Adams and McFadden, JJ., concur. Fredric D. Bright, District Attorney, Alison T. Burleson, Assistant District Attorney, for appellee.A defendant may directly appeal the pretrial denial of a constitutional speedy trial claim. See Johnson v. State, 313 Ga. App. 895, 897, n. 7 (723 SE2d 100) (2012).
The superior court judge who ruled on the motion for discharge and acquittal was not the same superior court judge who granted Sechler’s request for habeas relief.
Additionally, “the trial court’s order must provide sufficient findings of fact and conclusions of law to permit this Court to determine if the trial court properly exercised its discretion under the Barker[-Doggett] analysis.” Porter, 288 Ga. at 526 (2) (a). The superior court’s order met this requirement. Sechler, however, suggests that the order is defective and entitled to less deference because it was drafted and submitted to the superior court by the State. We are unpersuaded. Because the findings of fact and conclusions of law contained in the proposed order submitted by the State ultimately were adopted by the superior court as its own, those findings and conclusions are entitled to the same level of deference on appeal as if drafted by the court in the first instance. See Jefferson v. Zant, 263 Ga. 316, 316-317 (1) (431 SE2d 110) (1993). Nevertheless, while we recognize that trial court judges often face a daunting caseload, the better practice is for them not to adopt verbatim the proposed findings submitted by a prevailing party, given “the potential for overreaching and exaggeration on the part of attorneys preparing findings of fact when they have already been informed that the judge has decided in their favor.” (Citations omitted.) Id. at 317 (1).

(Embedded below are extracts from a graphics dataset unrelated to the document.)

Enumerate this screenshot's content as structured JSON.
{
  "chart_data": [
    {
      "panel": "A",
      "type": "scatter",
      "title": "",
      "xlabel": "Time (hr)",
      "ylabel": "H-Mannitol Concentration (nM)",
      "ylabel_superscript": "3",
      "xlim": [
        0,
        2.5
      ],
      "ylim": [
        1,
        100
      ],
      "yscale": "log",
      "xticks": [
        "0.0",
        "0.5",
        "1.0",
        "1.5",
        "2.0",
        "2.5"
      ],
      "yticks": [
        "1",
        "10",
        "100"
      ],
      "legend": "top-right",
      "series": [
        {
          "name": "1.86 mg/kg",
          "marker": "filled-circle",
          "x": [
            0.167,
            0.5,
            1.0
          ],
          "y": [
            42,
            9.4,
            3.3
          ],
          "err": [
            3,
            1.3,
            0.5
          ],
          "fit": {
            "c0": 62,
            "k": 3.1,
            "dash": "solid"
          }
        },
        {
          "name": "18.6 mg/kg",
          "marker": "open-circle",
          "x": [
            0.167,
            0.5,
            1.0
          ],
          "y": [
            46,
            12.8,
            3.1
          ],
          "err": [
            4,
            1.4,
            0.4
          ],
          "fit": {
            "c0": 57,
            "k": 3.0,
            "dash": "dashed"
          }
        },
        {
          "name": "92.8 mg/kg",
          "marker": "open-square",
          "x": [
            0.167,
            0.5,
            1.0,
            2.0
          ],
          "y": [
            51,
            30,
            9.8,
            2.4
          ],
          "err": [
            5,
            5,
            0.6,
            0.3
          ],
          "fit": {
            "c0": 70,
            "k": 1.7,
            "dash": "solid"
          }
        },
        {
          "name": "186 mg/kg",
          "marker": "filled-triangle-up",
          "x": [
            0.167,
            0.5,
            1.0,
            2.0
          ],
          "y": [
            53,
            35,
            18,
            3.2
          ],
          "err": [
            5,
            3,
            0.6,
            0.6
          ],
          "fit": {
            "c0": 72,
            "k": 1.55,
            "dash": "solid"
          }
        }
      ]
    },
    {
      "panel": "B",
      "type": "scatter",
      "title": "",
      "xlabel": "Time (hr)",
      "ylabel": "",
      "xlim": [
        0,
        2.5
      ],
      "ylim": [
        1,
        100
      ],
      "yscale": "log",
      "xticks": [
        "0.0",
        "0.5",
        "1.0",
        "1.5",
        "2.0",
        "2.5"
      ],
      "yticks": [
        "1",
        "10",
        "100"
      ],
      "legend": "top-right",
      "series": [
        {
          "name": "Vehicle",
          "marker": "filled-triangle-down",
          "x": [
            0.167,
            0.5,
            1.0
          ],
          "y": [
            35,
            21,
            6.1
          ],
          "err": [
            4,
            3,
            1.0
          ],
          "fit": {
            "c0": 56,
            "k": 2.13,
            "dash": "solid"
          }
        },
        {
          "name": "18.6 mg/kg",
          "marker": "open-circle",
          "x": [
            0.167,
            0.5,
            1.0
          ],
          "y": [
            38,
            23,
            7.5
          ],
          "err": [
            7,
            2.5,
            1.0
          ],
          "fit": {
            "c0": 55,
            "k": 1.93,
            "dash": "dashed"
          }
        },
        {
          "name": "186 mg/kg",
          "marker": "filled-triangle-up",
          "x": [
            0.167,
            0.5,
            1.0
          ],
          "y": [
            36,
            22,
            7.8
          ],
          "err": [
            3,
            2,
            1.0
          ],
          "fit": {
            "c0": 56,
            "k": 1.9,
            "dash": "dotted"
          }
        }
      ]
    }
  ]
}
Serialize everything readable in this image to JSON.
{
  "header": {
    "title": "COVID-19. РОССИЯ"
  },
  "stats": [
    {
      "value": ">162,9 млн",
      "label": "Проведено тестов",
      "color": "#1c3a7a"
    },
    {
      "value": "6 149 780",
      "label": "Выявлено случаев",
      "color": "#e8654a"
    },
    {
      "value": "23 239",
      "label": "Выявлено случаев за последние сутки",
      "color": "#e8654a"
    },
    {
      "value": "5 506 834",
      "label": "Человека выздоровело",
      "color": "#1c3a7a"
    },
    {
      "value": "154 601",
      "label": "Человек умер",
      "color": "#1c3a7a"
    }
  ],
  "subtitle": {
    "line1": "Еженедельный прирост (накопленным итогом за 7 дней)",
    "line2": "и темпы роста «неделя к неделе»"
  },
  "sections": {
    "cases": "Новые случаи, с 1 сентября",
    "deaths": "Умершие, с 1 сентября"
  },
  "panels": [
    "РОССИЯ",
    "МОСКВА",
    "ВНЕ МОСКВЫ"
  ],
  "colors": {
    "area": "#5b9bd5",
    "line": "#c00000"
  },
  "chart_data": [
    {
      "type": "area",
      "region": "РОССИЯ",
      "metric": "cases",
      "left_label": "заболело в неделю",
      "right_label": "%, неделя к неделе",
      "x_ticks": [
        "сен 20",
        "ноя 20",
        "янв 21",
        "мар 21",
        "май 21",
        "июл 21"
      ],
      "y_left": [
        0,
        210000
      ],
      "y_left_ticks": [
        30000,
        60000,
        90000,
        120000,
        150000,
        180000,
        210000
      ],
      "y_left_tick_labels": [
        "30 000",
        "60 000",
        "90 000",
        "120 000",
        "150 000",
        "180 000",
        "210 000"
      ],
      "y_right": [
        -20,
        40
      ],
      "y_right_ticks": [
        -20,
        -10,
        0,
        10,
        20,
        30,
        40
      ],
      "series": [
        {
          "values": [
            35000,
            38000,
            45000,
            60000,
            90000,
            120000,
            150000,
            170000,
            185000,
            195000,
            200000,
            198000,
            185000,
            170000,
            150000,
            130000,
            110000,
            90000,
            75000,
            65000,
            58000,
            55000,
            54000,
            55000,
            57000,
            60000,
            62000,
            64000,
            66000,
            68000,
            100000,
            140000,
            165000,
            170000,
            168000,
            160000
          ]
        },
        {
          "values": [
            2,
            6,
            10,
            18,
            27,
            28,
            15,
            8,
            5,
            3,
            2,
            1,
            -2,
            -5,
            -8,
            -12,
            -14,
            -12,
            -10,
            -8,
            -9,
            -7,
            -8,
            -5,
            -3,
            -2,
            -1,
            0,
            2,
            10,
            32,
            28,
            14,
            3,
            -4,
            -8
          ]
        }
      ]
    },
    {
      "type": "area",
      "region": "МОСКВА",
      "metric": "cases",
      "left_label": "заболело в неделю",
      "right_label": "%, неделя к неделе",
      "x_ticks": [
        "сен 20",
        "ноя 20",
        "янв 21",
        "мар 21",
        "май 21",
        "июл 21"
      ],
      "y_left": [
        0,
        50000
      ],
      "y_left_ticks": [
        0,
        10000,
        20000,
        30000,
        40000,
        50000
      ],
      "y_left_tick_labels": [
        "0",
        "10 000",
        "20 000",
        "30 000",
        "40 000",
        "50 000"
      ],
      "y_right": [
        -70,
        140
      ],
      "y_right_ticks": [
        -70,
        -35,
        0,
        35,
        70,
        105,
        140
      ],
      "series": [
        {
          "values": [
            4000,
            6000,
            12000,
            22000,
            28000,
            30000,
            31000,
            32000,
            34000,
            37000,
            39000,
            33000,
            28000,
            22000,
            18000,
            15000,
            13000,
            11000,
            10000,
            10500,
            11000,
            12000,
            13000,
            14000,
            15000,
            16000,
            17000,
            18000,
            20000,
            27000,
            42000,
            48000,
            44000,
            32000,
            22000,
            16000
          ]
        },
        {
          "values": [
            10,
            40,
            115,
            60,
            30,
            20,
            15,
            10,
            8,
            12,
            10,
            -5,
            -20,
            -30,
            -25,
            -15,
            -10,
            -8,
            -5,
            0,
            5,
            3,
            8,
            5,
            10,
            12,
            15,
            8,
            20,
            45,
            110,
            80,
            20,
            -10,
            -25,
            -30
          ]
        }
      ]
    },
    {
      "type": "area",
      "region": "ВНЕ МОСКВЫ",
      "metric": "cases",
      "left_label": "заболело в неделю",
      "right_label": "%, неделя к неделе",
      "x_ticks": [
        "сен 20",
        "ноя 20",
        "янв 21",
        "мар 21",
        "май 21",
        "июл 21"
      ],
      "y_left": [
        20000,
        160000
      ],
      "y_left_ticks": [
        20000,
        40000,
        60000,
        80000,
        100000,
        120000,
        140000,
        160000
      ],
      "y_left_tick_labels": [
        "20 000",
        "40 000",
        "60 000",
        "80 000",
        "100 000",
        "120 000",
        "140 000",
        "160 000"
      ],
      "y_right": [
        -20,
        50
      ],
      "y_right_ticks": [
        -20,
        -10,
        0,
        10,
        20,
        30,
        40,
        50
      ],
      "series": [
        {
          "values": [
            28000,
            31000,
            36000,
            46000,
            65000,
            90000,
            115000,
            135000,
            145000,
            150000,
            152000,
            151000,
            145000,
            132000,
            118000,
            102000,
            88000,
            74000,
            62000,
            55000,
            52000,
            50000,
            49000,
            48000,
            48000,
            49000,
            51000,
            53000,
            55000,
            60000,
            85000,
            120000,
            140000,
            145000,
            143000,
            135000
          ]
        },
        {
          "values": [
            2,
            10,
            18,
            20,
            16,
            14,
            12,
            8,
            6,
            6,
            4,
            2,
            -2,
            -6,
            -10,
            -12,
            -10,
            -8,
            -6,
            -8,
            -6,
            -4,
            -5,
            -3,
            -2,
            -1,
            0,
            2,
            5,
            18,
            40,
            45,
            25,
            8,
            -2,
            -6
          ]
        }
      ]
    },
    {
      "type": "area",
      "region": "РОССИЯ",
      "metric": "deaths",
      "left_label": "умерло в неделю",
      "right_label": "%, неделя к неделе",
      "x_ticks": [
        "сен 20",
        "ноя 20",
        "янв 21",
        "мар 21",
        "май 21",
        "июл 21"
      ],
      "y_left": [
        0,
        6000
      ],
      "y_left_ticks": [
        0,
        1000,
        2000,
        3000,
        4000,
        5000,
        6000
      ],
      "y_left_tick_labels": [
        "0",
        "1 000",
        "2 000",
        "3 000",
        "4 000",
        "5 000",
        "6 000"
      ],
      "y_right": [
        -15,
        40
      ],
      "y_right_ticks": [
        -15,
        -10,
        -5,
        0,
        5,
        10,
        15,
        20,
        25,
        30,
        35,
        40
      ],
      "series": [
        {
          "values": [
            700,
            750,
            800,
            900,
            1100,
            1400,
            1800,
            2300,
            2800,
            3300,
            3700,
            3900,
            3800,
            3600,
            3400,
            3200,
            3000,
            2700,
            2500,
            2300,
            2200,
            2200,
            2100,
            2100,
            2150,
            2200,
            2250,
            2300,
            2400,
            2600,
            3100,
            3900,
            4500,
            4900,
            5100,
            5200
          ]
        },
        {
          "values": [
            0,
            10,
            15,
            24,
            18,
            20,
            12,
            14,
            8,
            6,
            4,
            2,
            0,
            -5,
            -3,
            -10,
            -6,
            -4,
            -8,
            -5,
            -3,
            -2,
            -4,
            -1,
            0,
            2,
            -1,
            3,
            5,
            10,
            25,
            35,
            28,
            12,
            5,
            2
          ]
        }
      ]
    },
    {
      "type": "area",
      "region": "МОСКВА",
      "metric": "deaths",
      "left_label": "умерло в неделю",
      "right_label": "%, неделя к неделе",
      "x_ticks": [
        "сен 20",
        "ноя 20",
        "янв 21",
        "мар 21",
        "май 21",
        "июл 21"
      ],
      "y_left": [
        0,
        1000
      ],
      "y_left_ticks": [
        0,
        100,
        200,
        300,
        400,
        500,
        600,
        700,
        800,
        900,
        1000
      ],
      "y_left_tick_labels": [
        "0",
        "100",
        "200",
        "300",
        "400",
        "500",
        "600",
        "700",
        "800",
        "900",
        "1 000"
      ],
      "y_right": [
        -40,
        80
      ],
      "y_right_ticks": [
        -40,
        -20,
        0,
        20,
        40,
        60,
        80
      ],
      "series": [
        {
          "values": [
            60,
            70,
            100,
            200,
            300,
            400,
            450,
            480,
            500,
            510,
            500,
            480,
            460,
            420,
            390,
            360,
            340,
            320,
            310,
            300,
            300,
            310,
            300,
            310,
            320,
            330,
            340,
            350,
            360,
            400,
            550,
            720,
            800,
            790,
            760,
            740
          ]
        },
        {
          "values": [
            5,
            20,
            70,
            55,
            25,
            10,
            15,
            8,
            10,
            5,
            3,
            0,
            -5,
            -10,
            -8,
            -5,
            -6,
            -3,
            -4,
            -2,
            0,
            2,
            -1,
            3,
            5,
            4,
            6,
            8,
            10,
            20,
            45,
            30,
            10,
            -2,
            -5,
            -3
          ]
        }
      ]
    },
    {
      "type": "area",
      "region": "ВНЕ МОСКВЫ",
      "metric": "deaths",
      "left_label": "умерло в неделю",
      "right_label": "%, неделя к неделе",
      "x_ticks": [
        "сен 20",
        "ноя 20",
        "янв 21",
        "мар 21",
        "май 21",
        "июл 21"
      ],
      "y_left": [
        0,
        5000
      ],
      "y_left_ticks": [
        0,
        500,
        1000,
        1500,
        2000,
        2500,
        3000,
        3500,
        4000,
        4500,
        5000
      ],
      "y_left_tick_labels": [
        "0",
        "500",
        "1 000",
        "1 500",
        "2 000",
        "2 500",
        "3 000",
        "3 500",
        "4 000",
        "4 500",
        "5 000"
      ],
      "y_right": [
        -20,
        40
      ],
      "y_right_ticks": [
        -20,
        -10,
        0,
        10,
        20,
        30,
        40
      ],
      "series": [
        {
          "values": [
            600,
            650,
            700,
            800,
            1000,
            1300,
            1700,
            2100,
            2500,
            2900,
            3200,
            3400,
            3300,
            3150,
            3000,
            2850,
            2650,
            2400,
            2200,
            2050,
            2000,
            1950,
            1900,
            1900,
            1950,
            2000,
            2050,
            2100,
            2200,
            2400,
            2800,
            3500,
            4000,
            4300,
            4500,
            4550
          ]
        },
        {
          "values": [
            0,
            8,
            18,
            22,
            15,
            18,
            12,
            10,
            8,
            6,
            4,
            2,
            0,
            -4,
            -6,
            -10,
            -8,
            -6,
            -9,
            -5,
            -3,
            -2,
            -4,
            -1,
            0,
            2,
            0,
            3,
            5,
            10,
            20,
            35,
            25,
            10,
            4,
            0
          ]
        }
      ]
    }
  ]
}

Arguably, the delay in this case should be measured from the date when the superior court granted habeas relief and set aside Sechler’s guilty plea. Cf. Jakupovic v. State, 287 Ga. 205, 206 (1) (a) (695 SE2d 247) (2010) (where the trial court grants a defendant’s motion for new trial without inordinate delay, the delay for constitutional speedy trial purposes is measured from the date that the trial court grants the new trial). But, we need not resolve this issue of calculation, given that the pretrial delay, even if measured from when the superior court granted Sechler habeas relief in July 2009, exceeded one year and thus crossed the threshold of presumptive prejudice. See Ruffin, 284 Ga. at 55 (2) (a); Ward, 311 Ga. App. at 428 (1).